By Xie Yu
HONG KONG (Reuters) – The California State Teachers’ Retirement System (CalSTRS) is looking at appointing China-focused equity managers for the first time ever, as demand for asset diversification grows amid worries on inflation and recession.
CalSTRS had roughly $3.7 billion worth of investments in Chinese equities at the end of June through both internally and externally managed strategies, the No.2 U.S. pension fund said in a statement to Reuters.
The fund floated a request for proposal (RFP) last month for fund managers with a plan to establish new investment categories targeting Chinese equities. Interested funds were required to respond to the proposal by Oct. 10.
The purpose of taking proposals from China-focused managers is “to find out if there may be a better way” to implement the existing China equity exposure, the pension manager said in the statement.

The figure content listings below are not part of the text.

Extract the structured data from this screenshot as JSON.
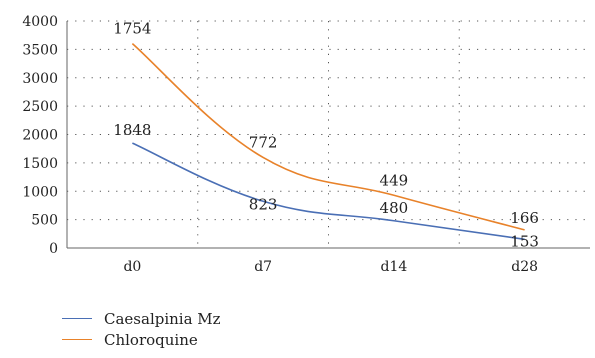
{
  "chart_data": {
    "type": "line",
    "categories": [
      "d0",
      "d7",
      "d14",
      "d28"
    ],
    "ylim": [
      0,
      4000
    ],
    "yticks": [
      0,
      500,
      1000,
      1500,
      2000,
      2500,
      3000,
      3500,
      4000
    ],
    "grid": "dotted",
    "legend_position": "bottom-left",
    "series": [
      {
        "name": "Caesalpinia Mz",
        "color": "#4a6fb5",
        "values": [
          1848,
          823,
          480,
          153
        ],
        "labels": [
          "1848",
          "823",
          "480",
          "153"
        ]
      },
      {
        "name": "Chloroquine",
        "color": "#e8822a",
        "values": [
          3602,
          1595,
          929,
          319
        ],
        "labels": [
          "1754",
          "772",
          "449",
          "166"
        ]
      }
    ]
  }
}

CalSTRS’ plan comes as asset allocation to Chinese equities by deep-pocketed U.S. institutional investors has been stagnant overall for the past few years due to rising geopolitical tensions.
Some of Asia’s large China-focused hedge funds are also buying more non-China stocks as regulatory scrutiny, policy uncertainties and a slowing mainland economy force them to cut exposure to offshore Chinese assets.

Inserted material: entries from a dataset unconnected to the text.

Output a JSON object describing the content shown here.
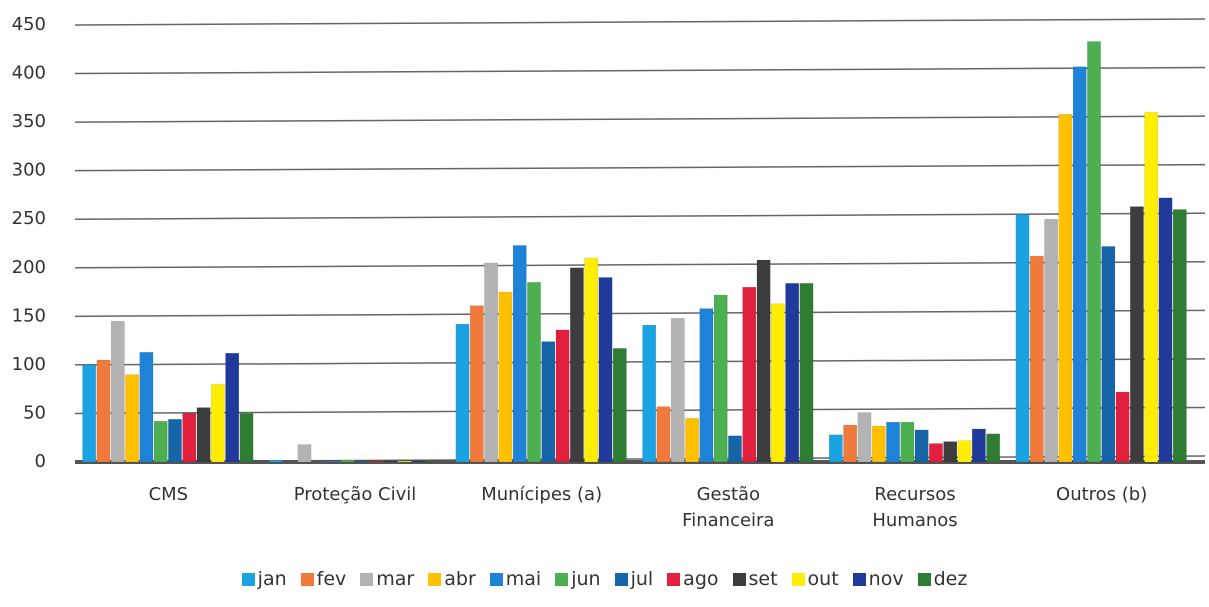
{
  "chart_data": {
    "type": "bar",
    "categories": [
      "CMS",
      "Proteção Civil",
      "Munícipes (a)",
      "Gestão\nFinanceira",
      "Recursos\nHumanos",
      "Outros (b)"
    ],
    "series": [
      {
        "name": "jan",
        "color": "#1aa3e0",
        "values": [
          100,
          2,
          142,
          141,
          28,
          255
        ]
      },
      {
        "name": "fev",
        "color": "#f07a3c",
        "values": [
          105,
          0,
          161,
          57,
          38,
          212
        ]
      },
      {
        "name": "mar",
        "color": "#b3b3b3",
        "values": [
          145,
          18,
          205,
          148,
          51,
          250
        ]
      },
      {
        "name": "abr",
        "color": "#ffc000",
        "values": [
          90,
          0,
          175,
          45,
          37,
          358
        ]
      },
      {
        "name": "mai",
        "color": "#1e82d6",
        "values": [
          113,
          1,
          223,
          158,
          41,
          407
        ]
      },
      {
        "name": "jun",
        "color": "#4caf50",
        "values": [
          42,
          2,
          185,
          172,
          41,
          433
        ]
      },
      {
        "name": "jul",
        "color": "#1565a8",
        "values": [
          44,
          1,
          124,
          27,
          33,
          222
        ]
      },
      {
        "name": "ago",
        "color": "#e0203c",
        "values": [
          50,
          1,
          136,
          180,
          19,
          72
        ]
      },
      {
        "name": "set",
        "color": "#3d3d3d",
        "values": [
          56,
          1,
          200,
          208,
          21,
          263
        ]
      },
      {
        "name": "out",
        "color": "#ffee00",
        "values": [
          80,
          1,
          210,
          163,
          22,
          360
        ]
      },
      {
        "name": "nov",
        "color": "#1f3a9a",
        "values": [
          112,
          1,
          190,
          184,
          34,
          272
        ]
      },
      {
        "name": "dez",
        "color": "#2e7d32",
        "values": [
          50,
          1,
          117,
          184,
          29,
          260
        ]
      }
    ],
    "ylim": [
      0,
      450
    ],
    "yticks": [
      0,
      50,
      100,
      150,
      200,
      250,
      300,
      350,
      400,
      450
    ],
    "grid": true
  }
}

Recent moves by some big investors, however, suggest that they are seeking asset and geographical diversification as the western world grapples with tighter Federal Reserve policy and an energy crisis in Europe, according to industry insiders.

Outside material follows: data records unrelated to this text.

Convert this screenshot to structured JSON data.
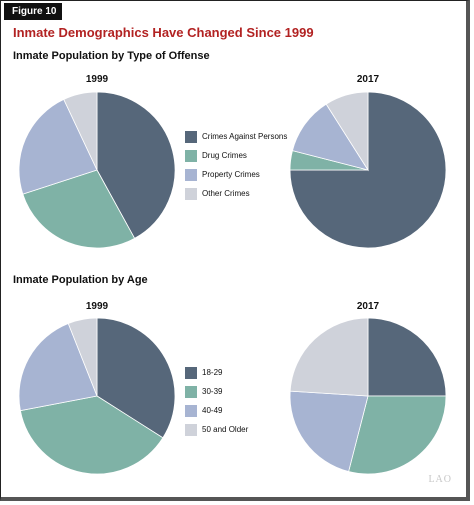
{
  "figure_label": "Figure 10",
  "title": "Inmate Demographics Have Changed Since 1999",
  "watermark": "LAO",
  "colors": {
    "series_1": "#56677a",
    "series_2": "#7fb2a6",
    "series_3": "#a7b4d2",
    "series_4": "#cfd2da"
  },
  "chart_data": [
    {
      "type": "pie",
      "section_title": "Inmate Population by Type of Offense",
      "title": "1999",
      "categories": [
        "Crimes Against Persons",
        "Drug Crimes",
        "Property Crimes",
        "Other Crimes"
      ],
      "values": [
        42,
        28,
        23,
        7
      ]
    },
    {
      "type": "pie",
      "section_title": "Inmate Population by Type of Offense",
      "title": "2017",
      "categories": [
        "Crimes Against Persons",
        "Drug Crimes",
        "Property Crimes",
        "Other Crimes"
      ],
      "values": [
        75,
        4,
        12,
        9
      ]
    },
    {
      "type": "pie",
      "section_title": "Inmate Population by Age",
      "title": "1999",
      "categories": [
        "18-29",
        "30-39",
        "40-49",
        "50 and Older"
      ],
      "values": [
        34,
        38,
        22,
        6
      ]
    },
    {
      "type": "pie",
      "section_title": "Inmate Population by Age",
      "title": "2017",
      "categories": [
        "18-29",
        "30-39",
        "40-49",
        "50 and Older"
      ],
      "values": [
        25,
        29,
        22,
        24
      ]
    }
  ],
  "legends": {
    "offense": [
      "Crimes Against Persons",
      "Drug Crimes",
      "Property Crimes",
      "Other Crimes"
    ],
    "age": [
      "18-29",
      "30-39",
      "40-49",
      "50 and Older"
    ]
  }
}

As part of the new plan, CalSTRS, which had assets worth around $311.7 billion at the end of July, plans to establish three investment strategy categories targeting China, according to the RFP published on its website.
While two of them will focus on Greater China equities and onshore Chinese shares, the remaining one will be benchmarked to the MSCI China index, according to the RFP.
“Depending on our RFP due-diligence findings, we (CalSTRS) would create new China portfolios if we determine it would be a better way of implementing our existing China equity exposure,” it said in the statement to Reuters.